Sconto sul rientro degli utili dai paradisi fiscali
Nicola Borzi
L’ultimo regalo fiscale della legge di Bilancio del governo Meloni (dopo altri 12 tra condoni di fatto, sconti e agevolazioni tributarie di vario tipo) va alle multinazionali italiane: viene di fatto introdotta una nuova voluntary disclosure, cioè uno scudo fiscale che, tradotto in parole povere, significa un maxisconto sui tributi da versare per il rimpatrio degli utili non distribuiti detenuti nei paradisi fiscali dalle aziende nazionali che realizzano un fatturato annuo superiore a 750 milioni. Lo prevedono i commi dall’87 al 95 della versione finale della manovra, che introducono un “regime agevolato” con una unica imposta sostitutiva del 9% per il rimpatrio dei capitali conservati offshore. Una mossa che, nelle intenzioni del ministero delle Finanze, dovrebbe consentire di realizzare un gettito di 336 milioni, calcolati su una base imponibile stimata in “almeno” 44,8 miliardi nel 2019 “potenzialmente risultanti in Paesi a fiscalità privilegiata” (perifrasi per indicare i paradisi fiscali), secondo le stime dell’Ocse. Ma l’agevolazione, cioè lo sconto fiscale, non si limita agli utili (anche non distribuiti) detenuti all’estero dalle multinazionali italiane con un fatturato annuo superiore ai 750 milioni: l’agevolazione riguarderò anche i contribuenti tenuti a versare l’imposta sul reddito delle persone fisiche (Irpef), i quali potranno optare per l’assoggettamento a imposta sostitutiva delle imposte sui redditi con aliquota del 30% degli utili e utili non distribuiti. Queste aliquote “sono ridotte di 3 punti percentuali in relazione agli utili percepiti dal controllante residente o localizzato nel territorio dello Stato”, spiega la relazione tecnica alla legge di bilancio. Una norma che il governo Meloni ha copiato, di fatto, da quanto l’Amministrazione Trump aveva realizzato negli anni scorsi per riportare negli Stati Uniti gli utili detenuti all’estero dalle multinazionali Usa.

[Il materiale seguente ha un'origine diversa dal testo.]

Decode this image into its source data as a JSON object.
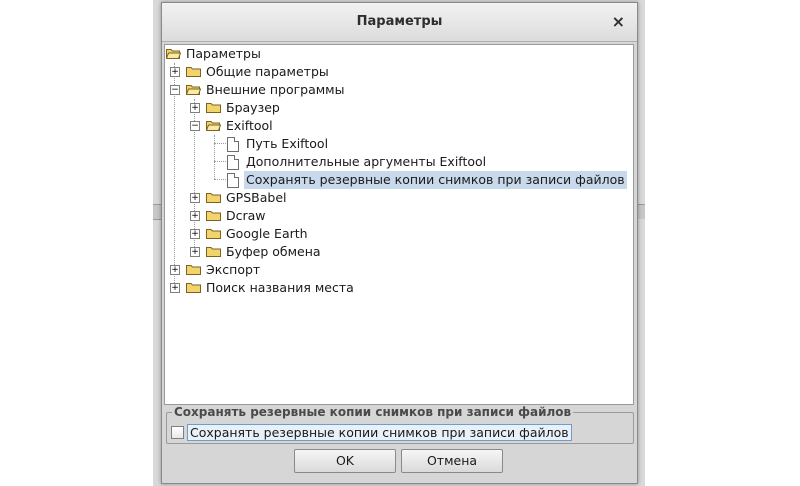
{
  "dialog": {
    "title": "Параметры",
    "close_glyph": "×",
    "ok_label": "OK",
    "cancel_label": "Отмена"
  },
  "tree": {
    "root": "Параметры",
    "general": "Общие параметры",
    "external": "Внешние программы",
    "browser": "Браузер",
    "exiftool": "Exiftool",
    "exiftool_path": "Путь Exiftool",
    "exiftool_args": "Дополнительные аргументы Exiftool",
    "exiftool_backup": "Сохранять резервные копии снимков при записи файлов",
    "gpsbabel": "GPSBabel",
    "dcraw": "Dcraw",
    "google_earth": "Google Earth",
    "clipboard": "Буфер обмена",
    "export": "Экспорт",
    "place_search": "Поиск названия места"
  },
  "panel": {
    "group_title": "Сохранять резервные копии снимков при записи файлов",
    "checkbox_label": "Сохранять резервные копии снимков при записи файлов",
    "checked": false
  },
  "colors": {
    "selection": "#c8d9ec",
    "folder": "#f3d36b",
    "dialog_bg": "#d6d6d6"
  },
  "icons": {
    "folder": "folder-icon",
    "folder_open": "folder-open-icon",
    "document": "document-icon",
    "expand": "expand-icon",
    "collapse": "collapse-icon"
  }
}
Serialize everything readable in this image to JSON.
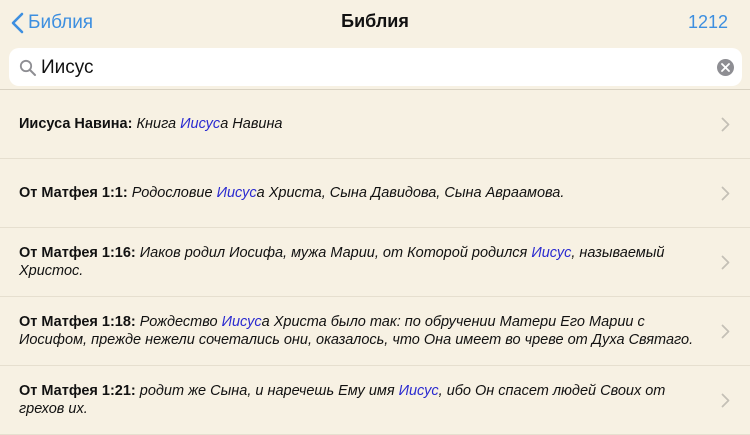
{
  "navbar": {
    "back_label": "Библия",
    "title": "Библия",
    "count": "1212"
  },
  "search": {
    "value": "Иисус",
    "placeholder": ""
  },
  "colors": {
    "accent": "#3d8fe0",
    "highlight": "#2a2ad0",
    "background": "#f7f1e3"
  },
  "icons": {
    "back": "chevron-left-icon",
    "search": "magnifier-icon",
    "clear": "clear-x-icon",
    "row": "chevron-right-icon"
  },
  "results": [
    {
      "ref": "Иисуса Навина:",
      "pre": "Книга ",
      "hl": "Иисус",
      "post": "а Навина"
    },
    {
      "ref": "От Матфея 1:1:",
      "pre": "Родословие ",
      "hl": "Иисус",
      "post": "а Христа, Сына Давидова, Сына Авраамова."
    },
    {
      "ref": "От Матфея 1:16:",
      "pre": "Иаков родил Иосифа, мужа Марии, от Которой родился ",
      "hl": "Иисус",
      "post": ", называемый Христос."
    },
    {
      "ref": "От Матфея 1:18:",
      "pre": "Рождество ",
      "hl": "Иисус",
      "post": "а Христа было так: по обручении Матери Его Марии с Иосифом, прежде нежели сочетались они, оказалось, что Она имеет во чреве от Духа Святаго."
    },
    {
      "ref": "От Матфея 1:21:",
      "pre": "родит же Сына, и наречешь Ему имя ",
      "hl": "Иисус",
      "post": ", ибо Он спасет людей Своих от грехов их."
    }
  ]
}
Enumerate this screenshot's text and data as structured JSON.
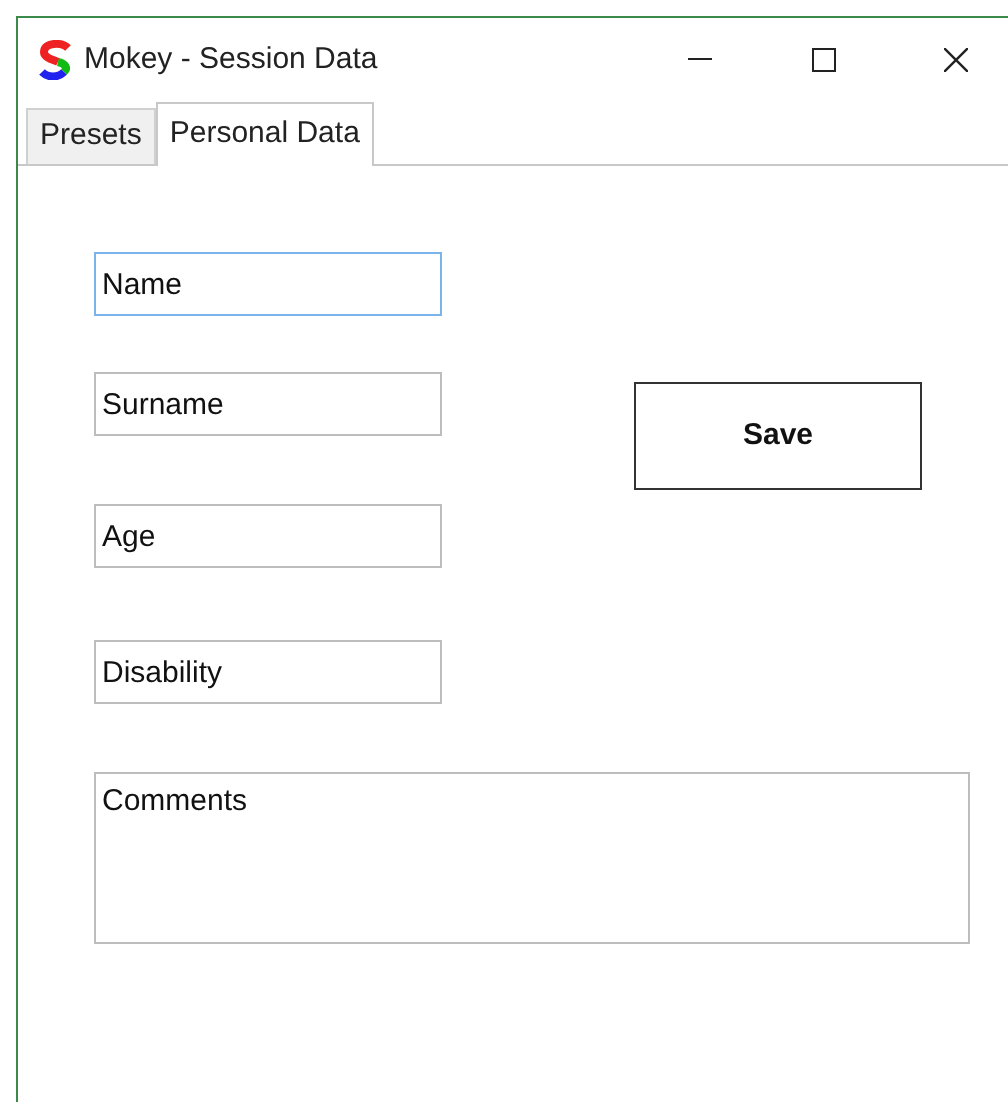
{
  "window": {
    "title": "Mokey - Session Data"
  },
  "tabs": [
    {
      "label": "Presets",
      "selected": false
    },
    {
      "label": "Personal Data",
      "selected": true
    }
  ],
  "fields": [
    {
      "value": "Name",
      "focused": true
    },
    {
      "value": "Surname",
      "focused": false
    },
    {
      "value": "Age",
      "focused": false
    },
    {
      "value": "Disability",
      "focused": false
    }
  ],
  "save_button": {
    "label": "Save"
  },
  "comments": {
    "value": "Comments"
  }
}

Ma i regali fiscali della legge di Bilancio non si fermano qui. I commi dal 96 al 98 spiegano che “le plusvalenze che un soggetto non residente ritrae dall’alienazione di partecipazioni in società fiscalmente residenti all’estero, il cui valore è rappresentato, direttamente o indirettamente, per più del 50% da beni immobili situati nel territorio italiano”, se si tratta di “immobili merce e immobili strumentali”, “non si considerano nel computo della soglia che rende le plusvalenze derivanti dalla cessione di partecipazioni in società immobiliari assoggettate a imposizione nel territorio dello Stato”. In sostanza, i cittadini stranieri che possiedono società immobiliari non italiane il cui patrimonio per oltre metà sia rappresentato però da immobili situati in Italia non pagheranno alcuna imposta o tassa al Fisco di Roma nel caso vendano le proprie quote in queste società realizzando delle plusvalenze. In sostanza, l’Italia rinuncia a tassare gli utili realizzati da cittadini stranieri sulle cessioni di quote di società immobiliari proprietarie di immobili nella Penisola. Un altro regalo ai ricchi.